Em 1980, ao chegarem no bar da Unesp, as pessoas saiam da gravidade burocrática, atiravam a máscara fora e passavam várias horas dizendo bobagens, xingando aqui, pagando rodadas de cervejas, cantando acolá. Não éramos mais a disciplina, a correção, a lei, o regulamento, éramos os coristas inebriados pela alegria de viver. Evoé, Baco! Como a folia carnavalesca, o grande burburinho dos frequentadores do bar da Unesp é que nos tirava do espírito as grandes preocupações da nossa árdua vida. Delicioso esquecimento! Bar é vício. Feito paquerar a cunhada, passar a mão na mulher do amigo, beijar no elevador a colega de trabalho: começa leve, mas deixa cicatrizes profundas.

Mas, prudentino como paulista gosta de papo furado, né! E aquele bar tornou-se uma de nossas praias. O superpoint cult daquele período. Naquele espaço de luzes consisas, a fina nata pensante desfilava suas pérolas nesses metros de areia, ferro e concreto. Ao fundo, a música dos violonistas Mitio e Guto Crepaldi. Todos os assuntos eram comentados, todos os boatos lançados e nem se chegava a alguma conclusão. Quem não queria participar, valia a pena ficar olhando. Tinha um público bem restrito. A praia do prudentino tem dessas coisas. Nessa praiazinha bem próxima da gente ia “enturmados” e “descolados”.

Lá você não só encontrava pessoas saudáveis, bonitas e jovens, uma minoria trabalhava e ganhava um dinheiro no sufoco. Universitários da Unesp, profissionais liberais, fotógrafos, gráficos, artistas visuais, músicos, pseudo-intelectuais, “patricinhas” e “mauricinhos”, esotéricos de butique, neo-hippies, roqueiros, dragões, peruas, na maior democracia.
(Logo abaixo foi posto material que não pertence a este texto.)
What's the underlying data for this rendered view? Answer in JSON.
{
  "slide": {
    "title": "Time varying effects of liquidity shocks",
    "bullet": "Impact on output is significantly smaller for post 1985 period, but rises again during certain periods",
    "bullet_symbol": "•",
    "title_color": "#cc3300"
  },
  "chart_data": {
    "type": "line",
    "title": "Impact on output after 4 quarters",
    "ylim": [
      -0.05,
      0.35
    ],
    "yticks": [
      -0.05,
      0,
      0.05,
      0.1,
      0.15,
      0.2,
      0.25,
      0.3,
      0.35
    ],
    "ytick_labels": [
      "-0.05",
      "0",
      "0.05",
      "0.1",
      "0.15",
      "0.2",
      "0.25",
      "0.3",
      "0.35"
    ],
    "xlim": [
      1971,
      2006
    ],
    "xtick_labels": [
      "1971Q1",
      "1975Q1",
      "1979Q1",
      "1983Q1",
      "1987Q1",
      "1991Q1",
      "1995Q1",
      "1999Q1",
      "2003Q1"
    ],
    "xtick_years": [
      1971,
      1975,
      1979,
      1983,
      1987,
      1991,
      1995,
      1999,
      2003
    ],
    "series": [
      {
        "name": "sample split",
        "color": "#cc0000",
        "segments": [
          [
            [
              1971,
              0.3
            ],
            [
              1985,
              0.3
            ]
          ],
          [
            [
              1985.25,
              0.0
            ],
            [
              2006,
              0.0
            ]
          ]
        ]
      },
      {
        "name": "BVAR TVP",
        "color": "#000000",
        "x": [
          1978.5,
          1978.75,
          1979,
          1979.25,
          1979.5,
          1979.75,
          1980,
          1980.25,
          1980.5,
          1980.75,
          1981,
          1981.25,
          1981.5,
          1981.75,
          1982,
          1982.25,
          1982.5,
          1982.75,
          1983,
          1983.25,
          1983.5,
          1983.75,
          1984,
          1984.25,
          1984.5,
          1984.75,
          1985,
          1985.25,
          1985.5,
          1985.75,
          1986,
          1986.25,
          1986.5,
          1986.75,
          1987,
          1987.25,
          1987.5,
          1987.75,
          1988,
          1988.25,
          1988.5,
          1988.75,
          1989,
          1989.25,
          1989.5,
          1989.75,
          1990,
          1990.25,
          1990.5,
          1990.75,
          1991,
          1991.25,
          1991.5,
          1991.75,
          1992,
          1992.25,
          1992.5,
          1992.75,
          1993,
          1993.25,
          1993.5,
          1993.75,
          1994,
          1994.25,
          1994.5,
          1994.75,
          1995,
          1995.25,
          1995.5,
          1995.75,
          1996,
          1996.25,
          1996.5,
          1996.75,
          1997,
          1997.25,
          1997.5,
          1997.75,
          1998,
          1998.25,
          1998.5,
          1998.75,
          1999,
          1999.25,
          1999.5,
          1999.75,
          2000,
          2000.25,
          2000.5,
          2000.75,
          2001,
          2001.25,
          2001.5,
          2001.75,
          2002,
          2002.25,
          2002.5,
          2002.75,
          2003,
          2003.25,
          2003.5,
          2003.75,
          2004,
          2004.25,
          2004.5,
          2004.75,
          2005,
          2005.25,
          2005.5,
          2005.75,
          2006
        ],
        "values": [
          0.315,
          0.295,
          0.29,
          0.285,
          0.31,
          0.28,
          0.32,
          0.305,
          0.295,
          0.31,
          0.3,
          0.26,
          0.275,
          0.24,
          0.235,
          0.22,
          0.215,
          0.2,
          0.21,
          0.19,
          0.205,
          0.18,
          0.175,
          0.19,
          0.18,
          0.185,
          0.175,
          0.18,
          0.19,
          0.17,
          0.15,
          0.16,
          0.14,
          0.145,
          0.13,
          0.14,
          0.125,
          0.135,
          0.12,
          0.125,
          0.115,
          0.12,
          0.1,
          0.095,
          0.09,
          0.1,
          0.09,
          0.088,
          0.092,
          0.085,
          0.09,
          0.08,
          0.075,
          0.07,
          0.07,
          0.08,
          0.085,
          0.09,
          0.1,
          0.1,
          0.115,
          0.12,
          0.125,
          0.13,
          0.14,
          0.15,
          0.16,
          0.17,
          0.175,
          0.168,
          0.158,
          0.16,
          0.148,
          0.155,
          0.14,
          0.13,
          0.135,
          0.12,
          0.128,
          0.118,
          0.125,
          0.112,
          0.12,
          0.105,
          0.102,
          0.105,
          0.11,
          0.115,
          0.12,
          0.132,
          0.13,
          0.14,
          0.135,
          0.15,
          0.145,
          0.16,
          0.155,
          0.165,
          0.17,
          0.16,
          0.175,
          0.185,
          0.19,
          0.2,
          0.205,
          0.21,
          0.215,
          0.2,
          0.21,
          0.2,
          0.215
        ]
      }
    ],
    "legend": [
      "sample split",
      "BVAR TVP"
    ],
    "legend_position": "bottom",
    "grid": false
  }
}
O bar, com um pouco de exagero, foi um entreposto de todas as motivações humanas. Poetas – reaparecidos pela primeira vez depois do mimeógrafo – tentavam sobreviver do naufrágio, apertando-os contra o peito, originais que nunca seriam publicados. Foi uma época de facilitário poético, com um crédito de esperança a perder de vista. Não se fechava a porta da glória a ninguém. Todas as estradas do país se entrecruzavam naquele bar, que ainda guardava embrulhos e recados. A geração tomava batida com fervor e a esquerda festiva punha seus ovos nas banquetas de madeira.

Mas depois o bar morreu, e de seu túmulo surgem os espelhos, os mármores, os painéis históricos e as recordações junto às lamentações das fotos não registradas. O tempo trança e destrança os velhos frequentadores, cúmplices de um espaço, de duas ou três anedotas, de uma canção dissipada em dias e semanas, cúmplices de uma certa mistura de luz e sombra. Então os velhos convivas são como peixes desentocados, e o bar antigo perde suas arestas, suas escamas pontiagudas, seus vômitos repugnantes. Ali, os amigos foram mais amigos, os inimigos mais inimigos, as mulheres, mais compreensivas, e a vida tinha um programa.

 

(Esta crônica integra a seleta do 3º Prêmio Literário Carcará 2024 – 65 anos da Faculdade de Ciências e Tecnologia (FCT), da Unesp, campus de Presidente Prudente, SP: A minha, a sua e a nossa história.)

 

 

 


Comentários

  1. Prezado Rubens, sua crônica captura com brilhantismo a efervescência de um tempo em que a boemia e o lirismo subvertiam a monotonia cotidiana. Através de um retrato poético e nostálgico, seu texto resgata a essência dos encontros em torno do bar da Unesp, onde, em meio a risos e bebedeiras, se dissolviam as amarras sociais e burocráticas. A atmosfera descrita não é apenas um espaço físico, mas um santuário de liberdade e reflexão, onde a simplicidade da vida e os sonhos de uma geração se entrelaçam. A memória de um tempo em que o convívio era a mais sublime das resistências. Parabéns pelo resgate histórico.